ODNet uses a convolutional neural network to examine frames of a given observation, using the flux of a targeted star along time, to detect occultations. This is particularly useful to reliably detect asteroid occultations for the Unistellar Network, which consists of 10,000 digital telescopes owned by citizen scientists that is regularly used to record asteroid occultations. ODNet is not costly in term of computing power, opening the possibility for embedding the code on the telescope directly. ODNet's models were developed and trained using TensorFlow version 2.4.
BiGONLight (Bi-local geodesic operators framework for numerical light propagation) encodes the Bi-local Geodesic Operators formalism (BGO) to study light propagation in the geometric optics regime in General Relativity. The parallel transport equations, the optical tidal matrix, and the geodesic deviation equations for the bilocal operators are expressed in 3+1 form and encoded in BiGONLight as Mathematica functions. The bilocal operators are used to obtain all possible optical observables by combining them with the observer and emitter four-velocities and four-accelerations. The user can choose the position of the source and the observer anywhere along the null geodesic with any four-velocities and four-accelerations.
Korg computes stellar spectra from 1D model atmospheres and linelists assuming local thermodynamic equilibrium and implements both plane-parallel and spherical radiative transfer. The code is generally faster than other codes, and is compatible with automatic differentiation libraries and easily extensible, making it ideal for statistical inference and parameter estimation applied to large data sets.
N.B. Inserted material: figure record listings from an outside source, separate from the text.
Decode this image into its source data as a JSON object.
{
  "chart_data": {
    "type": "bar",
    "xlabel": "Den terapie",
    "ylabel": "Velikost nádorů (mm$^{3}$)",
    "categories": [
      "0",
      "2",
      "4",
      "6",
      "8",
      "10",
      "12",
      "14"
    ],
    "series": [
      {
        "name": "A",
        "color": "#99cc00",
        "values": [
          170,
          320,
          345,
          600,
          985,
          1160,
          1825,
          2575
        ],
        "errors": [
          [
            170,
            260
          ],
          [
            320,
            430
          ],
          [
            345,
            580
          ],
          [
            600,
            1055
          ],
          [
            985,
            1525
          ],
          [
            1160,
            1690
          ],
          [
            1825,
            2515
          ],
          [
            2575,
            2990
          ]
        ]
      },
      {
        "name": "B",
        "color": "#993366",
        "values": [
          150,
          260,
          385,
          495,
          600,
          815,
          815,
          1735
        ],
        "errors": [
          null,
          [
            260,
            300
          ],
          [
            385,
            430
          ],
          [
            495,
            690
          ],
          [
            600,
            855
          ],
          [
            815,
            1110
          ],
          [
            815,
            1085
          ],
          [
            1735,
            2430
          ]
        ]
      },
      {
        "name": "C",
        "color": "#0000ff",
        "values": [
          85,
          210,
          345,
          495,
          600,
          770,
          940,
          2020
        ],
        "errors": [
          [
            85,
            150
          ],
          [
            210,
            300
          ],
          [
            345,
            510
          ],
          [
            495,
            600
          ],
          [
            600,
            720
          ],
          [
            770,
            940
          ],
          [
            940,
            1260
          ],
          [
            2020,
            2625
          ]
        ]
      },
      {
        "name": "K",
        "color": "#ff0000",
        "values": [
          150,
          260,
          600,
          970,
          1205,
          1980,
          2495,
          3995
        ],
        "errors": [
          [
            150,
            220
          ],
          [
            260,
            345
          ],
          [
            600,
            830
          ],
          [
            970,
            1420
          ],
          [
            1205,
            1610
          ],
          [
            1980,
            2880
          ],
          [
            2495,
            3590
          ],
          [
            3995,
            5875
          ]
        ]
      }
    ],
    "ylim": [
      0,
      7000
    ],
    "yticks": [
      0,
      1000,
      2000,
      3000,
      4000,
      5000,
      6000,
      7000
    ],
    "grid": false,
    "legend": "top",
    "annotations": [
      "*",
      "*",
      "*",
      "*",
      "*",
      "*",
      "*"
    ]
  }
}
H-FISTA (Hierarchical Fast Iterative Shrinkage Thresholding Algorithm) retrieves the phases of the wavefield from intensity measurements for pulsar spectroscopy. The code accepts input data in ASCII format as produced by PSRchive's (ascl:1105.014) psrflux function, a FITS file, or a pickle. If using a notebook, any custom reader can be used as long as the data ends up in a NumPy array. H-FISTA obtains sparse models of the wavefield in a hierarchical approach with progressively increasing depth. Once the tail of the noise distribution is reached, the hierarchy terminates with a final unregularized optimization, resulting in a fully dense model of the complex wavefield that permits the discovery of faint signals by appropriate averaging.